On other weird nights, there would be trouble "in" the projects. Someone finally getting out of jail and coming back to beat up the cousin who narc'd him out or whatever. There were always lookouts near the corner of the properties after 9pm, and the front units of the project were all the "Large family" apartments.
Usually the matriarchs would call out to the lookouts, "Tell Bobbie's daughter to go 'round back," If they were expecting trouble, cops, or both.
"Round back" was a quiet gate from the supermarket plaza that led to a hidden-ish, never-locked gate and the basketball courts about a quarter mile down plaza delivery alley. Conveniently to the rear of the length of the projects was my apartment. Cell phones weren't prevalent yet, but my neighbors across the way had kids on the basketball team, and she's call up to the from apartments, let them know I was home safe, and me if I'd seen her boys on the way or not, because they dawdled hanging out with friends up that way, when she wanted them home.
Later when I moved to the other side of town, mostly retirees, white rednecks and Cubans. The local drug matriarch's eldest son Wayne, moved next door to me. We'd gone to school together till his mother pulled him out at 16. Owned a beautiful restored metallic orange impala, and a rottweiler that was a total buttercup with people he knew, but looked formidable until my cat chased him back to his own yard. Wayne didn't do drugs, stayed away from his mother's "people," but was the brain in the family and probably is an underworld accountant by now. I had a scanner back in those days and it would inadvertently pick up his wireless home phone, he lived so close. He would quickly shut anyone down who tried to talk family business over the phone. Strictly face to face, and preferably with his mother, not him.
Not even kidding I felt pretty safe with him as a neighbor too. The dog wasn't very ferocious, but plenty barky and was a very good early warning system.
There was a dead end alley the cops used to do their night shift napping in about a block and half away. You could hear them calling into the station when they missed something serious going on, which was all the time in the heart of lower Crackton.
The Bloods owned an apartment building down the block on my side of the street and the house directly across from the apt. building. It gave them a nice field of fire when rival gangs rolled through.
My wife signed the lease on the place before I could check it out. She drove me over there the next day. A bunch of guys in red blocking the street at about 5 p.m. She was fretting we'd be late meeting the landlady, I told her not to worry, they were there to pick up tonight's products and would be gone in a couple of minutes. She went, "What products?" I just rolled my eyes. Pregnant women can be so oblivious to what's going on in front of them. I explained it to her when we got in the house. Her words were, and I quote, "Uh-oh."
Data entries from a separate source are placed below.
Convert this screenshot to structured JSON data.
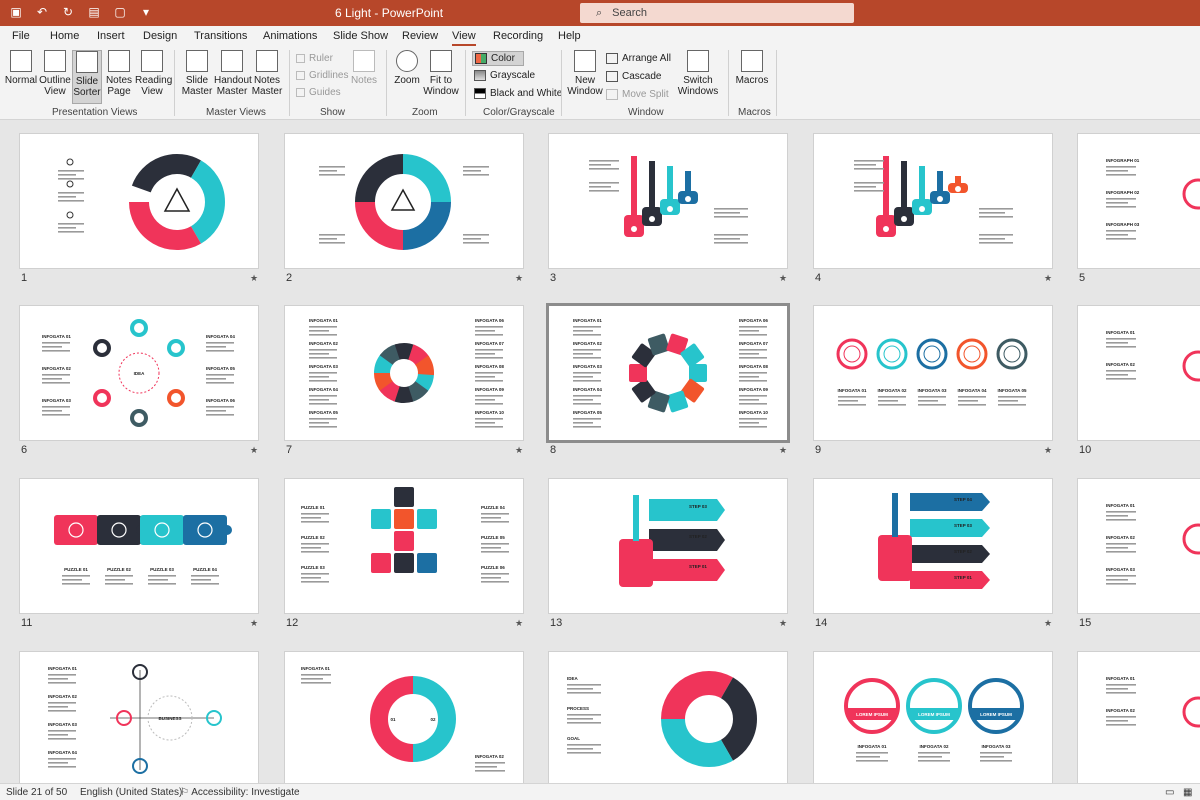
{
  "app": {
    "window_title": "6 Light  -  PowerPoint",
    "search_placeholder": "Search"
  },
  "menu": [
    "File",
    "Home",
    "Insert",
    "Design",
    "Transitions",
    "Animations",
    "Slide Show",
    "Review",
    "View",
    "Recording",
    "Help"
  ],
  "active_tab": "View",
  "ribbon": {
    "presentation_views": {
      "label": "Presentation Views",
      "normal": "Normal",
      "outline": "Outline View",
      "slide_sorter": "Slide Sorter",
      "notes_page": "Notes Page",
      "reading": "Reading View"
    },
    "master_views": {
      "label": "Master Views",
      "slide_master": "Slide Master",
      "handout_master": "Handout Master",
      "notes_master": "Notes Master"
    },
    "show": {
      "label": "Show",
      "ruler": "Ruler",
      "gridlines": "Gridlines",
      "guides": "Guides",
      "notes": "Notes"
    },
    "zoom": {
      "label": "Zoom",
      "zoom": "Zoom",
      "fit": "Fit to Window"
    },
    "color": {
      "label": "Color/Grayscale",
      "color": "Color",
      "grayscale": "Grayscale",
      "bw": "Black and White"
    },
    "window": {
      "label": "Window",
      "new_window": "New Window",
      "arrange": "Arrange All",
      "cascade": "Cascade",
      "move_split": "Move Split",
      "switch": "Switch Windows"
    },
    "macros": {
      "label": "Macros",
      "macros": "Macros"
    }
  },
  "slides": [
    {
      "n": "1",
      "star": "★",
      "kind": "puzzle-ring",
      "labels": [
        "PUZZLE 01",
        "PUZZLE 02",
        "PUZZLE 03"
      ]
    },
    {
      "n": "2",
      "star": "★",
      "kind": "puzzle-ring4",
      "labels": [
        "PUZZLE 01",
        "PUZZLE 02",
        "PUZZLE 03",
        "PUZZLE 04"
      ]
    },
    {
      "n": "3",
      "star": "★",
      "kind": "keys",
      "labels": [
        "01",
        "02",
        "03",
        "04"
      ]
    },
    {
      "n": "4",
      "star": "★",
      "kind": "keys",
      "labels": [
        "01",
        "02",
        "03",
        "04"
      ]
    },
    {
      "n": "5",
      "star": "",
      "kind": "partial",
      "labels": [
        "INFOGRAPH 01",
        "INFOGRAPH 02",
        "INFOGRAPH 03"
      ]
    },
    {
      "n": "6",
      "star": "★",
      "kind": "idea",
      "labels": [
        "INFOGATA 01",
        "INFOGATA 02",
        "INFOGATA 03",
        "INFOGATA 04",
        "INFOGATA 05",
        "INFOGATA 06",
        "IDEA"
      ]
    },
    {
      "n": "7",
      "star": "★",
      "kind": "swirl",
      "labels": [
        "INFOGATA 01",
        "INFOGATA 02",
        "INFOGATA 03",
        "INFOGATA 04",
        "INFOGATA 05",
        "INFOGATA 06",
        "INFOGATA 07",
        "INFOGATA 08",
        "INFOGATA 09",
        "INFOGATA 10"
      ]
    },
    {
      "n": "8",
      "star": "★",
      "kind": "flower",
      "labels": [
        "INFOGATA 01",
        "INFOGATA 02",
        "INFOGATA 03",
        "INFOGATA 04",
        "INFOGATA 05",
        "INFOGATA 06",
        "INFOGATA 07",
        "INFOGATA 08",
        "INFOGATA 09",
        "INFOGATA 10"
      ]
    },
    {
      "n": "9",
      "star": "★",
      "kind": "circles5",
      "labels": [
        "INFOGATA 01",
        "INFOGATA 02",
        "INFOGATA 03",
        "INFOGATA 04",
        "INFOGATA 05"
      ]
    },
    {
      "n": "10",
      "star": "",
      "kind": "partial",
      "labels": [
        "INFOGATA 01",
        "INFOGATA 02"
      ]
    },
    {
      "n": "11",
      "star": "★",
      "kind": "puzzle-row",
      "labels": [
        "PUZZLE 01",
        "PUZZLE 02",
        "PUZZLE 03",
        "PUZZLE 04"
      ]
    },
    {
      "n": "12",
      "star": "★",
      "kind": "puzzle-cross",
      "labels": [
        "PUZZLE 01",
        "PUZZLE 02",
        "PUZZLE 03",
        "PUZZLE 04",
        "PUZZLE 05",
        "PUZZLE 06"
      ]
    },
    {
      "n": "13",
      "star": "★",
      "kind": "key-steps",
      "labels": [
        "STEP 03",
        "STEP 02",
        "STEP 01"
      ]
    },
    {
      "n": "14",
      "star": "★",
      "kind": "key-steps4",
      "labels": [
        "STEP 04",
        "STEP 03",
        "STEP 02",
        "STEP 01"
      ]
    },
    {
      "n": "15",
      "star": "",
      "kind": "partial",
      "labels": [
        "INFOGATA 01",
        "INFOGATA 02",
        "INFOGATA 03"
      ]
    },
    {
      "n": "16",
      "star": "",
      "kind": "business",
      "labels": [
        "INFOGATA 01",
        "INFOGATA 02",
        "INFOGATA 03",
        "INFOGATA 04",
        "BUSINESS"
      ]
    },
    {
      "n": "17",
      "star": "",
      "kind": "ring2",
      "labels": [
        "INFOGATA 01",
        "INFOGATA 02",
        "01",
        "02"
      ]
    },
    {
      "n": "18",
      "star": "",
      "kind": "donut3",
      "labels": [
        "IDEA",
        "PROCESS",
        "GOAL"
      ]
    },
    {
      "n": "19",
      "star": "",
      "kind": "lorem3",
      "labels": [
        "LOREM IPSUM",
        "LOREM IPSUM",
        "LOREM IPSUM",
        "INFOGATA 01",
        "INFOGATA 02",
        "INFOGATA 03"
      ]
    },
    {
      "n": "20",
      "star": "",
      "kind": "partial",
      "labels": [
        "INFOGATA 01",
        "INFOGATA 02"
      ]
    }
  ],
  "colors": {
    "teal": "#27c4cc",
    "pink": "#f0345a",
    "dark": "#2b2f3a",
    "blue": "#1c6fa3",
    "orange": "#f2552c",
    "slate": "#3e5b63"
  },
  "status": {
    "slide": "Slide 21 of 50",
    "language": "English (United States)",
    "accessibility": "Accessibility: Investigate"
  }
}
When we first started hearing shots from that end of the street, I told her they were probably shooting at muskrats down on the river bank and not to worry. About a year in, there was full fledged fire fight, police helicopters, the whole nine yards. I had her take the baby and get down as low in the cast-iron bathtub as they could. I got my shotgun and got behind the bathtub. It didn't last much longer, city, state, and county cops were all over that block.
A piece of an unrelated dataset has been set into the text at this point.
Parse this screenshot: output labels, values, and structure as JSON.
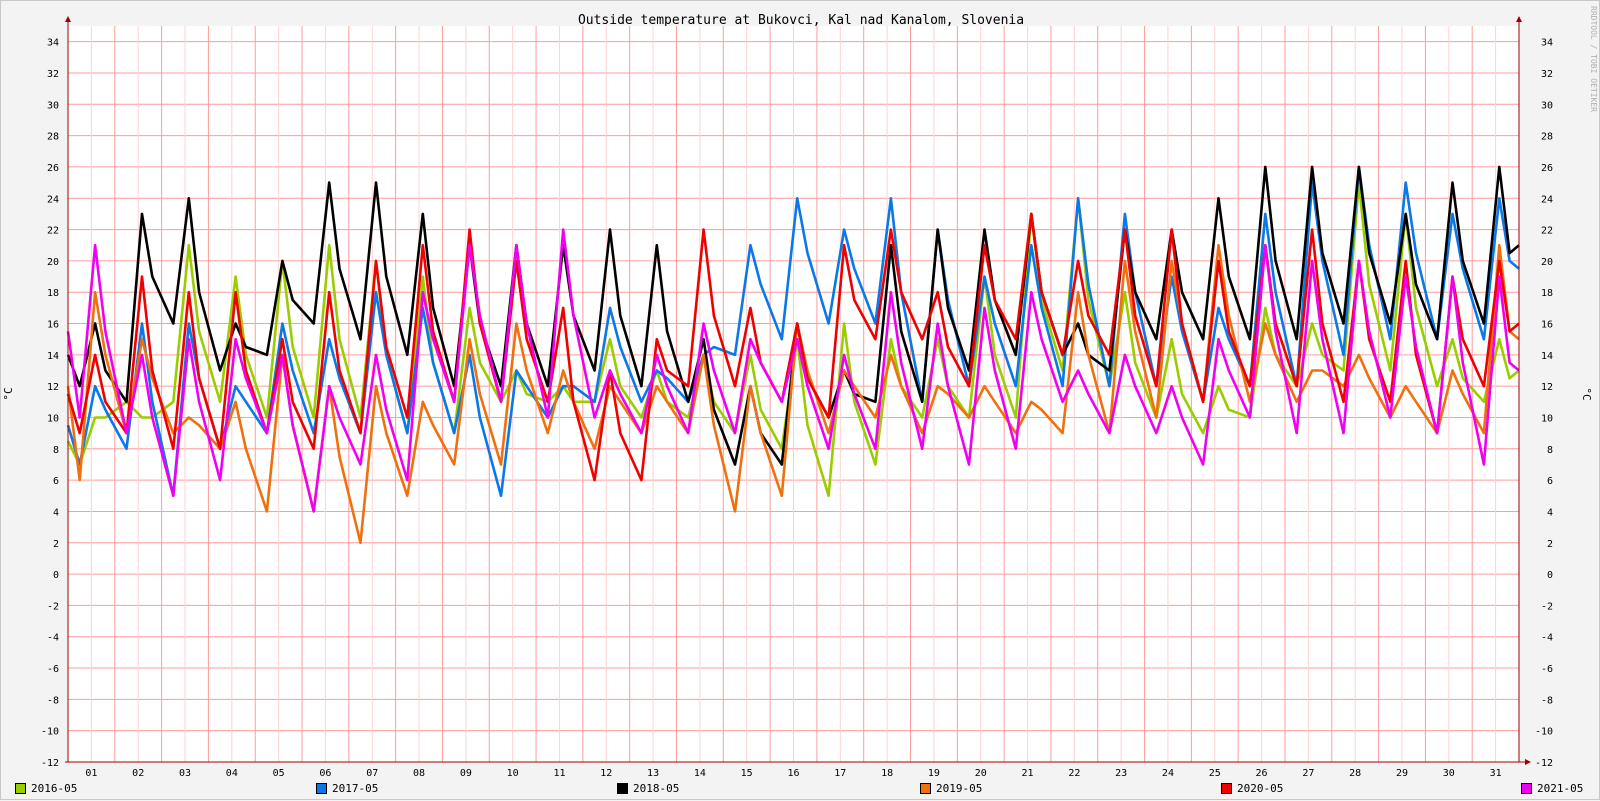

The next day two things happened, my wife decided we were moving, and later when I was out in the yard looking at all the yellow tape and bullet riddled cars, I hear a voice behind me say, "Do you have a crowbar I can borrow?" It was one of the younger Bloods I used to say hello to as he had a baby about the same age as mine. I said,"No, but I've got a claw hammer I'll let you borrow, will that do?" He said "Yeah, probably." (I've always found it doesn't hurt to be nice to folks like that. I walked out to go to work one morning when I lived there and discovered every car on the block except ours and there's had their tires slashed. I don't know what it was about, but I knew it wasn't a coincidence.)
About 15 minutes later he shows back up carrying a paper bag and the claw hammer. He hands the hammer back to me and thanks me. That was the last I ever saw of those folks.